Day 20: Las Vegas, NV to Mammoth Lakes, CA
Leaving Las Vegas we had two choices: a quick run to the coast or a ramble into the Sierras. It could have gone either way but we chose the latter. And, sitting here by a fire and typing up these words I am glad we made the choice we did.
20 minutes north of Vegas on 95 and we were out in some serious desert (the kind of desert where the mobsters dump the bodies). And this desert continued for quite a long time with some scrubby bushes, interesting cactuses and dusty mountains to both sides. At a small, indiscrete road Corey told me to make a left heading straight west into California. There was no tar on the road and a sign said not to go over 35MPH. Another sign said not to expect gas for 56 miles. The road led into the dusty mountains and I noticed that oncoming cars had big canisters of gas and water strapped to their sides. Not the sign I was looking for.
As the road began to switchback I questioned Corey’s route. She asked if I would prefer going through Death Valley. I would have come back with a good one, but right then the road began to narrow to such a degree I was concerned our car might scrape against some cliffs. The switchbacks continued and desert became short trees which became small forests and the temperature dropped to below 80. And still we climbed and just when the view became good, we dropped and the forest faded as the heat rose. Around one bend there was a pull out and some ruins. A small sign said that there was once a small mining town there (Palmetto).
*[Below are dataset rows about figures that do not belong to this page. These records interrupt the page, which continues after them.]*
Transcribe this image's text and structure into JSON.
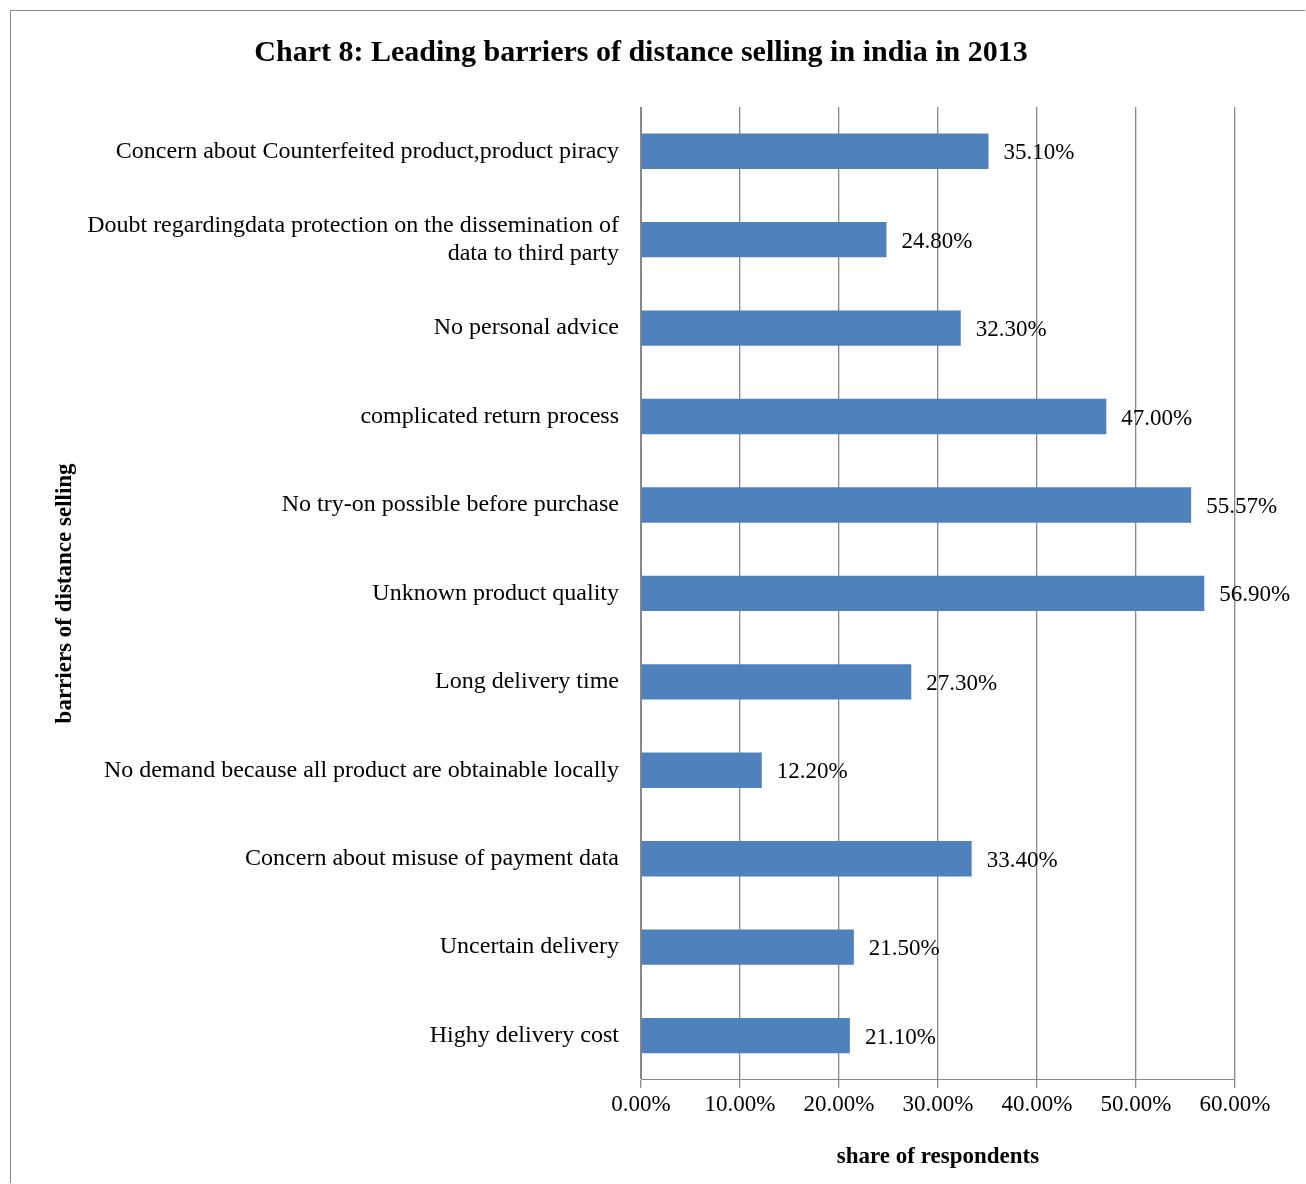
{
  "chart_data": {
    "type": "bar",
    "orientation": "horizontal",
    "title": "Chart 8: Leading barriers of distance selling in india in 2013",
    "xlabel": "share of respondents",
    "ylabel": "barriers of distance selling",
    "categories": [
      "Concern about Counterfeited product,product piracy",
      "Doubt regardingdata protection on the dissemination of data to third party",
      "No personal advice",
      "complicated return process",
      "No try-on possible before purchase",
      "Unknown product quality",
      "Long delivery time",
      "No demand because all product are obtainable locally",
      "Concern about misuse of payment data",
      "Uncertain delivery",
      "Highy delivery cost"
    ],
    "values": [
      35.1,
      24.8,
      32.3,
      47.0,
      55.57,
      56.9,
      27.3,
      12.2,
      33.4,
      21.5,
      21.1
    ],
    "value_labels": [
      "35.10%",
      "24.80%",
      "32.30%",
      "47.00%",
      "55.57%",
      "56.90%",
      "27.30%",
      "12.20%",
      "33.40%",
      "21.50%",
      "21.10%"
    ],
    "color": "#4f81bd",
    "xlim": [
      0,
      60
    ],
    "xticks": [
      {
        "value": 0,
        "label": "0.00%"
      },
      {
        "value": 10,
        "label": "10.00%"
      },
      {
        "value": 20,
        "label": "20.00%"
      },
      {
        "value": 30,
        "label": "30.00%"
      },
      {
        "value": 40,
        "label": "40.00%"
      },
      {
        "value": 50,
        "label": "50.00%"
      },
      {
        "value": 60,
        "label": "60.00%"
      }
    ],
    "grid": "x",
    "legend": false
  }
}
We explored and in doing so found many rusted tin cans and pottery shards (could have been a few days old, could have been a few thousand years old). Another family was also playing around the bricks and it felt good to be on this crazy road somewhere between Nevada and California.
I am not sure exactly when we entered California as there was no sign greeting us. This distressed me a little and I felt cheated out of knowing the exact moment when you cross into a new state. The road in California was even windier than before and filled with dips that sometimes prevented me from seeing beyond a few feet of pavement (like a ship cresting a wave). One bend warned of a single lane ahead. Just to be on the safe side I beeped my horn just before making the turn and was surprised to hear an answering honk. Another piece of road found a group of cows being herded across the street by men on horseback. For a moment I feared that I took a wrong turn into the past century. The only real blemish to the trip was us not having time to check out the Ancient Bristle Pine Cone area (7,000 year old living tress, the oldest living plants in the world). On the plus side we have a good reason now to come back.
Eventually we came to 395 and everything was green and prosperous looking. In Owens Valley (more things to make me homesick, we also looked for Glen’s brewery, Jean’s bookshop, and Griffin’s art studio) the Sierras were to our left, the dusty Nevada mountains to the right. Tired we stumbled into Mammoth Lakes and decided to spend a few days here before heading to Yosemite on Sunday (a good day to find campsites).
Day 21: Mammoth Lakes, California
We woke up today happy to be in the Sierras. Henna overslept, I read and texted my dad and a friend in Wisconsin, and Corey joined me for a cup of coffee. Before leaving for the day’s adventure I asked an older couple advice regarding possible area hikes. John and I started talking (and his companion talked to Corey) and I soon found out that he served as a crew member on Air Force One for six presidents (Eisenhower insisted on being called general, Ford was very friendly and often draped an arm over his shoulders, Johnson was feared by everyone except his wife and J. Edgar Hoover, Carter was a stick in the mud). John was a good guy to talk to but baited me into political discussions (Me: “I love camping.” Him: “It’s all going to go away (high gas prices) if we reelect this Marxist President.”) A good balance to John was his wife whom heads a non-profit focused on helping high school drop outs get their GED. While Corey and her talked about the need for a more comprehensive approach to education, John and I debated whether or not death panels were going to decide my future health options.
Our day later involved standing next to a fault line, a long wait for a bus, a crazy standing room only bus ride down from a mountain, and a cool hike leading to Rainbow Falls and Devil’s Postpile National Monument. It all felt like what I imagine Yosemite to feel like for a reason; prior to the early 20th century it was part of the national park. Mining interests, however, wanted to exploit the area and select parcels of land where kicked out of the park (and then later protected as a national monument). You are not allowed to drive the road in (probably due to it being one lane for a few stretches) and for that reason we paid for a shuttle to take us to the trail head. While waiting we met a married couple from Anchorage and found out that he is a special education teacher who works primarily with children that have autism. Another commonality was that her birthday is close to Corey and her father works very hard as a freelance writer (but has a different day job). They were headed off on a three night excursion with tripods and expensive camera gear in order to reproduce Ansel Adams work. Many of his photos feature lakes in this area. The hiking was good, the return bus trip scary, and laundry was postponed for another day.